今日では性病予防の観点から、世界的にも使用が推奨されているが、2005年現在、日本の物が最も製造技術と薄さと並んで安全性にも優れているとされ、世界各国にも輸出されている。1989年12月に革命によって旧政権が崩壊したルーマニアでは、国民の避妊は旧政権下において禁止されていたため国内におけるコンドームを含む避妊具の製造・販売がされていなかったが、旧政権崩壊時に、首相官邸に立ち入った軍部に依れば、首相や高官用に大量の日本製コンドームがストックされていたという逸話もある。
[編集] 語源
コンドームの語源は、前述の医師コンドームの名から来ているとする説と、フランスの地名コンドームにあるとする説があり、ウィキペディアの英語版とフランス語版の双方においても意見が食い違っている。
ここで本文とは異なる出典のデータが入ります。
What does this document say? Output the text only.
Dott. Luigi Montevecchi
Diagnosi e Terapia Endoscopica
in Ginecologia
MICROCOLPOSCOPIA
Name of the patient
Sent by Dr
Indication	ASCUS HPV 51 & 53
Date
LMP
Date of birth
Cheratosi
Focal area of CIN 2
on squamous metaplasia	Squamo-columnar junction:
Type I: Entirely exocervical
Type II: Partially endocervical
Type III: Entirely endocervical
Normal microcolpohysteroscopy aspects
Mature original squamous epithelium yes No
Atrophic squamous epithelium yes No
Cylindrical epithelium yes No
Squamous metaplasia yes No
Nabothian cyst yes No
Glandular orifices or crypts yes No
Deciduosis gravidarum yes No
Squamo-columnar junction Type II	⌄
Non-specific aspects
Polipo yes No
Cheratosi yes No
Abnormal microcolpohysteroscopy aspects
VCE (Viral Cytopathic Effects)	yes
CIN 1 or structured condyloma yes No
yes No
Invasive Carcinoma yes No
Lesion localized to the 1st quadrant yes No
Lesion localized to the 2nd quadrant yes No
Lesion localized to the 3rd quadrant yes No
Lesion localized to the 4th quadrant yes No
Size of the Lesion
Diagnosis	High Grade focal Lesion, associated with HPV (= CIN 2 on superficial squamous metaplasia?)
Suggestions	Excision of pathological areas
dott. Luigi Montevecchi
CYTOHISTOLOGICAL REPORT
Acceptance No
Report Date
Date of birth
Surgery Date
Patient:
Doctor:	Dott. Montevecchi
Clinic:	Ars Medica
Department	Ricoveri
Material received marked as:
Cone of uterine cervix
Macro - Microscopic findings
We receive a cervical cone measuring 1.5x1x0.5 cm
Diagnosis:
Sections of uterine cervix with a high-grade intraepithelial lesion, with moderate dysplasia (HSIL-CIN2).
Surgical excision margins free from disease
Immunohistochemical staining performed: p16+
なお、ドイツ語版では、英語版と同じく医師の名前からとする説を挙げているが、異説として、イタリア語のcon doma、すなわち「家つきの」という意味の言葉から来ているという説も併記している。
[編集] 主なメーカー
[編集] 購入先
日本ではドラッグストア、薬局など医薬品関係の販路を中心に、自動販売機やコンビニエンスストア、スーパーマーケット、100円ショップ、アダルトグッズショップなどで販売されている。
購入することが恥ずかしいために、かつてはコンドームとは分かりにくいように、ギフト商品のように厳重に包装していたが、エイズ問題を契機としてコンドームが予防に効果的との宣伝がされるようになり、現在ではそのまま陳列され、気軽に購入出来るようになった(レジで会計後は女性生理用品などと同様に、不透明な紙袋などに別包装されることが多い)。しかし、一部では未だに購入には抵抗感があり、メーカーや販売業者による通信販売ウェブサイトも開設され、全く無関係の商品を装って配送するなどの配慮もされている。